108 Mo. App. 163 | Mo. Ct. App. | 1904
— Ten days prior to the first day of the regular May term, 1904, of the Mississippi county court, the relators filed with the clerk of the circuit court, their petition for a license to keep a dramshop, in the city of Charleston, a city of the fourth class in said county containing over 2,000 and less than 2,500 inhabitants. At the May term, the county court took up the petition and made the following order thereon:
“In the matter of the petition of O. C. Bell, B. E.' Einley and William Langston to keep a dramshop in block (1) one original town of. Charleston, the matter is taken up and the court finds that Charleston is a town of more than two thousand inhabitants; that O. C. Bell, B. E'. Finley and William Langston are law-abiding, assessed, taxpaying, male citizens above the age of twenty-one years, and that said petition is signed by more than two-thirds of the assessed, taxpaying citizens and guardians of minors, of the city of Charleston, owning property in said original block one, and after due consideration the court refuses the prayer of the petitioners because of the adoption of the local option law at an election held on the eleventh day of December, 1903.”
After this order was made, the petitioners presented their petition to this court asking that we, by writ of mandamus, compel the defendants as justices of the county court, to issue a license to relators to keep a dramshop as prayed for in their petition. An alternative writ was issued and served on the defendants. They made return to this writ, setting up that the court made the following order upon a proper petition.

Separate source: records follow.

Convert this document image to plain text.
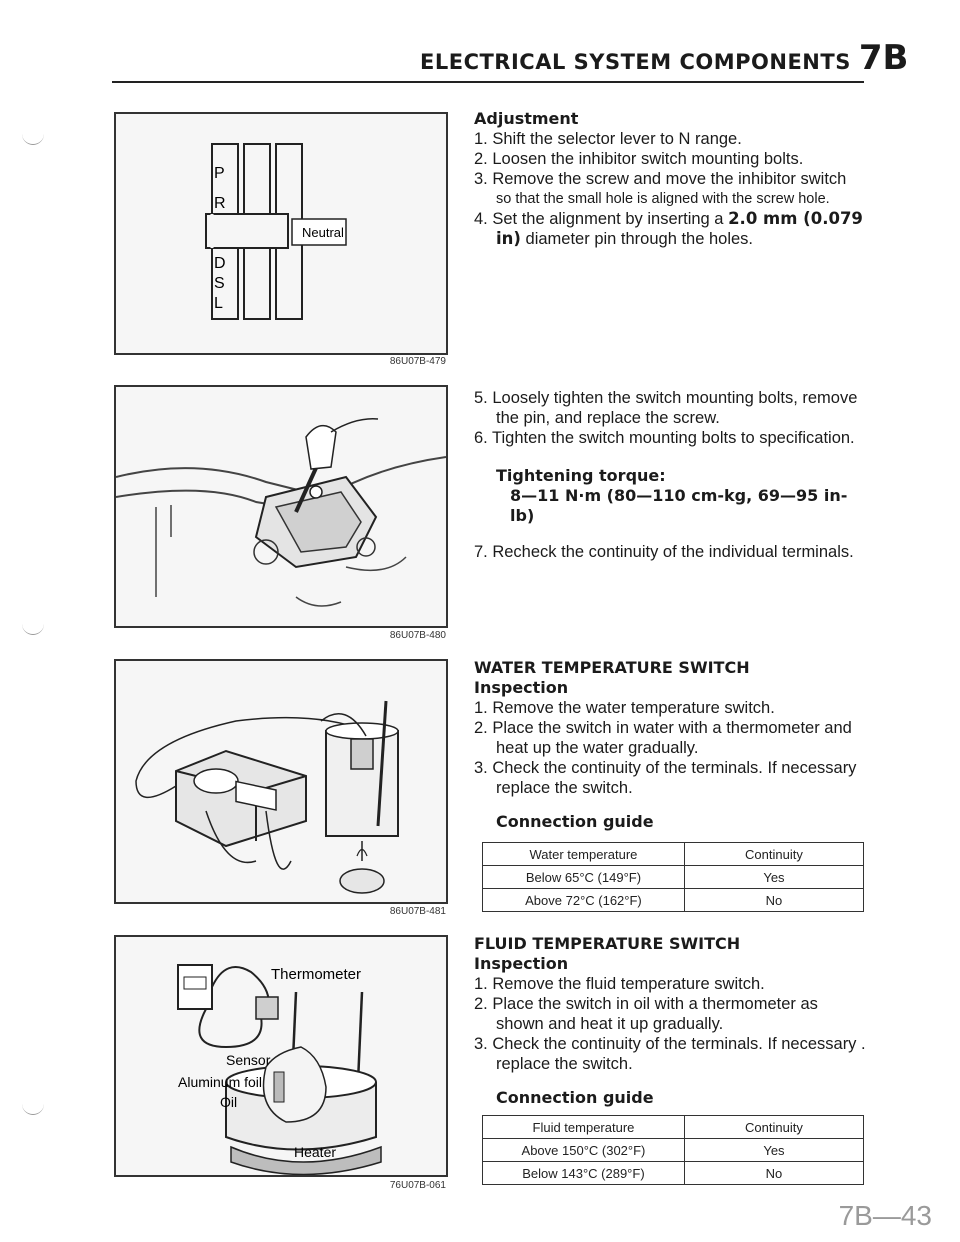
ELECTRICAL SYSTEM COMPONENTS 7B
P
R
D
S
L
Neutral
86U07B-479
86U07B-480
86U07B-481
Thermometer
Sensor
Aluminum foil
Oil
Heater
76U07B-061
Adjustment
1. Shift the selector lever to N range.
2. Loosen the inhibitor switch mounting bolts.
3. Remove the screw and move the inhibitor switch
so that the small hole is aligned with the screw hole.
4. Set the alignment by inserting a 2.0 mm (0.079 in) diameter pin through the holes.
5. Loosely tighten the switch mounting bolts, remove the pin, and replace the screw.
6. Tighten the switch mounting bolts to specification.
Tightening torque:
8—11 N·m (80—110 cm-kg, 69—95 in-lb)
7. Recheck the continuity of the individual terminals.
WATER TEMPERATURE SWITCH
Inspection
1. Remove the water temperature switch.
2. Place the switch in water with a thermometer and heat up the water gradually.
3. Check the continuity of the terminals. If necessary replace the switch.
Connection guide
Water temperature	Continuity
Below 65°C (149°F)	Yes
Above 72°C (162°F)	No
FLUID TEMPERATURE SWITCH
Inspection
1. Remove the fluid temperature switch.
2. Place the switch in oil with a thermometer as shown and heat it up gradually.
3. Check the continuity of the terminals. If necessary . replace the switch.
Connection guide
Fluid temperature	Continuity
Above 150°C (302°F)	Yes
Below 143°C (289°F)	No
7B—43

“Now on this fourth day of November, 1903, come J. T. Heggie, John M. Rowe, C. S. Reynolds, Thomas Vowels, John A. Miller, A. J. Rushing, John Lett and others and present their petition to the court, praying the court to order an election to be held in the county at the usual voting precincts for holding any general
“Upon examination of said petition presented and the pollbooks of the last previous general election, the court finds that said petition is signed by more than one-tenth of the qualified voters of the county who reside outside of the corporate limits of any city or town, having, at the time of such petition, a population of twenty-five hundred inhabitants or more, who are qualified to vote for members of the Legislature.

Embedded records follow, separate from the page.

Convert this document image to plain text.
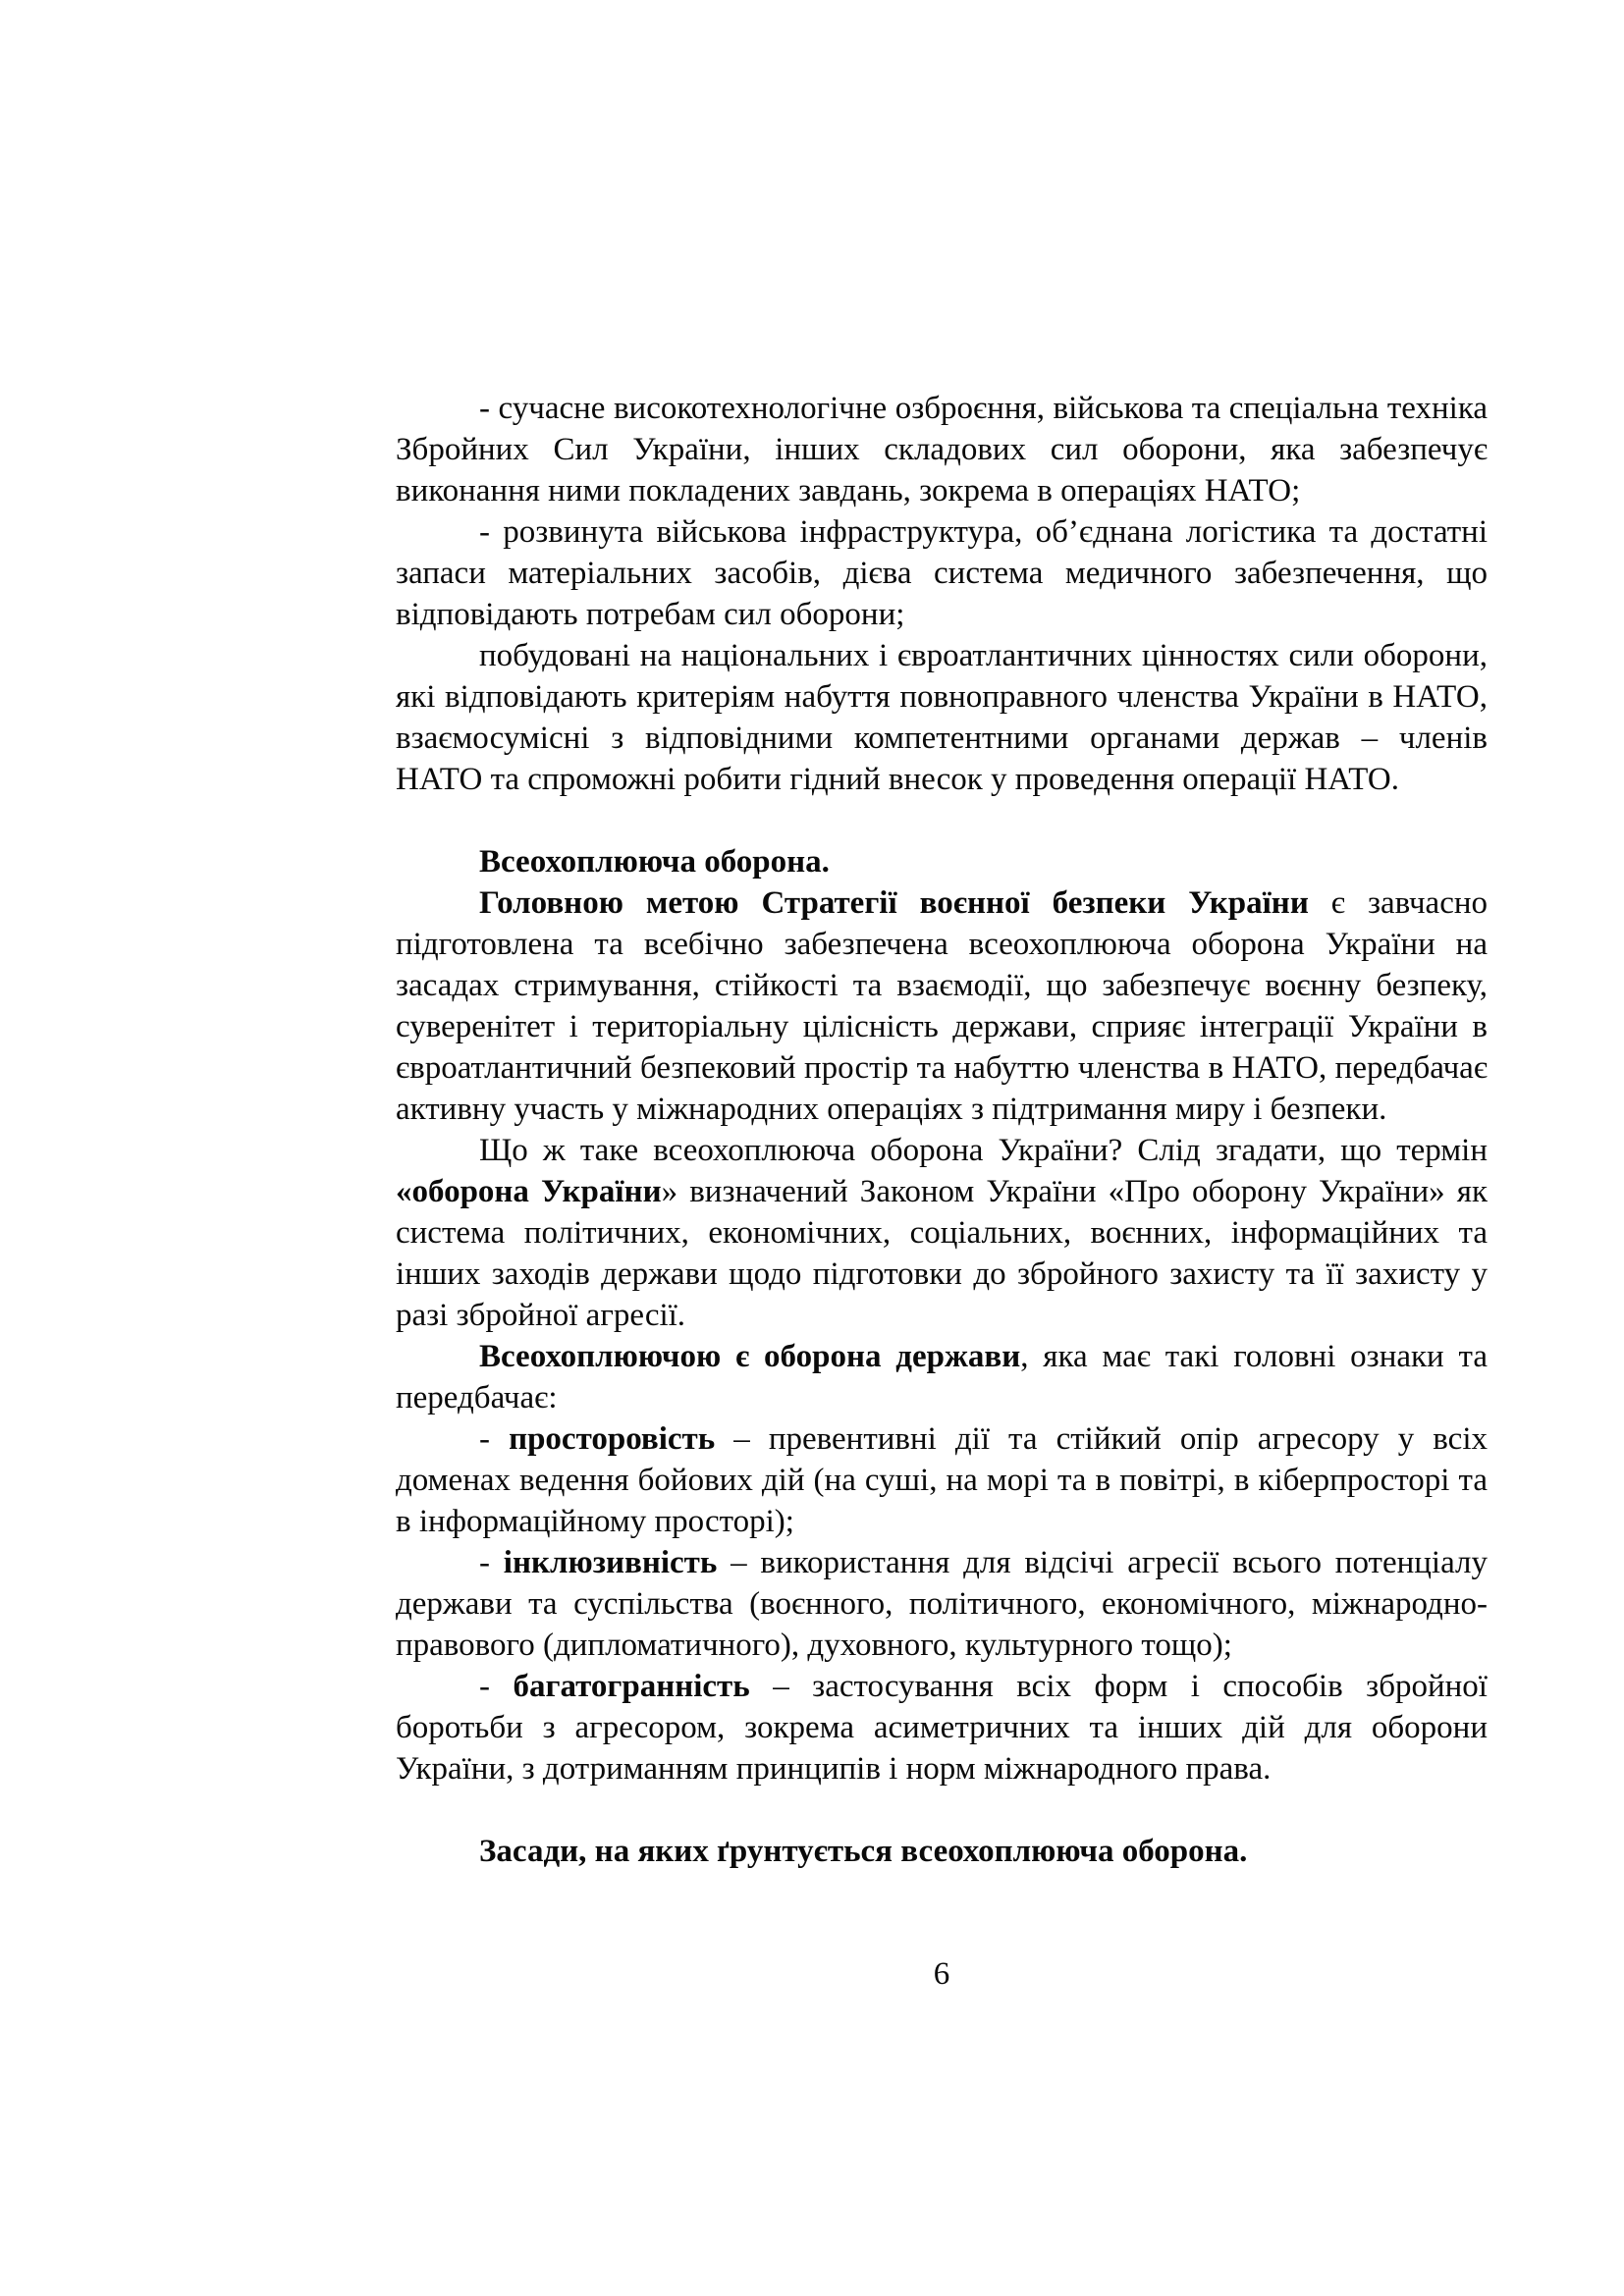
- сучасне високотехнологічне озброєння, військова та спеціальна техніка Збройних Сил України, інших складових сил оборони, яка забезпечує виконання ними покладених завдань, зокрема в операціях НАТО;

- розвинута військова інфраструктура, об’єднана логістика та достатні запаси матеріальних засобів, дієва система медичного забезпечення, що відповідають потребам сил оборони;

побудовані на національних і євроатлантичних цінностях сили оборони, які відповідають критеріям набуття повноправного членства України в НАТО, взаємосумісні з відповідними компетентними органами держав – членів НАТО та спроможні робити гідний внесок у проведення операції НАТО.

Всеохоплююча оборона.

Головною метою Стратегії воєнної безпеки України є завчасно підготовлена та всебічно забезпечена всеохоплююча оборона України на засадах стримування, стійкості та взаємодії, що забезпечує воєнну безпеку, суверенітет і територіальну цілісність держави, сприяє інтеграції України в євроатлантичний безпековий простір та набуттю членства в НАТО, передбачає активну участь у міжнародних операціях з підтримання миру і безпеки.

Що ж таке всеохоплююча оборона України? Слід згадати, що термін «оборона України» визначений Законом України «Про оборону України» як система політичних, економічних, соціальних, воєнних, інформаційних та інших заходів держави щодо підготовки до збройного захисту та її захисту у разі збройної агресії.

Всеохоплюючою є оборона держави, яка має такі головні ознаки та передбачає:

- просторовість – превентивні дії та стійкий опір агресору у всіх доменах ведення бойових дій (на суші, на морі та в повітрі, в кіберпросторі та в інформаційному просторі);

- інклюзивність – використання для відсічі агресії всього потенціалу держави та суспільства (воєнного, політичного, економічного, міжнародно-правового (дипломатичного), духовного, культурного тощо);

- багатогранність – застосування всіх форм і способів збройної боротьби з агресором, зокрема асиметричних та інших дій для оборони України, з дотриманням принципів і норм міжнародного права.

Засади, на яких ґрунтується всеохоплююча оборона.

6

“ It is therefore ordered by the court that a special election be held in this county at the usual voting precincts for holding any general election for State officers, within forty days from the fourth day of, November, 1903, to-wit: on Friday, December 11,1903, for the purpose of determining whether or not spirituous and intoxicating liquors, including wine and beer, shall be sold within the limits of this Mississippi county.
“It is further ordered by the court that notice of the said election herein ordered be given by publication in the Weekly Enterprise, a newspaper published in the county, for four consecutive weeks, the last insertion to be within ten days next before the eleventh day of December, 1903, the date of said election.
“It is further ordered that all persons voting at the said election who are against the sale of intoxicating-liquors, shall have written or printed on their ballots ‘against the sale of intoxicating liquors,’ and all those who aré in favor of the sale of such intoxicating liquors shall have written or printed on their ballots, ‘for the sale of intoxicating liquors.’ (Filed November 4, 1903. J. T. Heggie, County Clerk.)”
The clerk’s certificates show that said election was held in said county pursuant to said order and notice and that the returns thereof were duly made and the result ascertained according to law and within five days
“Order for special election to vote on the proposition to- prohibit the sale of intoxicants in Mississippi county, Missouri:
‘ ‘ On the presentation of a petition signed by over 375 citizens, qualified to vote for State and county officers, the court orders that a special election be ordered and held at the various precincts or voting places in ■said county and that the clerk give due notice of same through the Weekly Enterprise, and it is further ordered that the clerk prepare the necessary pollbooks, tally sheets and tickets, with such other blanks as will be necessary to hold said election, and that the time for holding said election be fixed on the eleventh day of December, 1903, to determine whether or not intoxicating liquors, including wine and beer, shall be sold in the county, tickets to read, ‘ For the sale of intoxicating liquors.’ ‘Against the sale of intoxicating liquors.’ ”
We deny the peremptory writ of mandamus and dismiss the petition of the relators at their cost.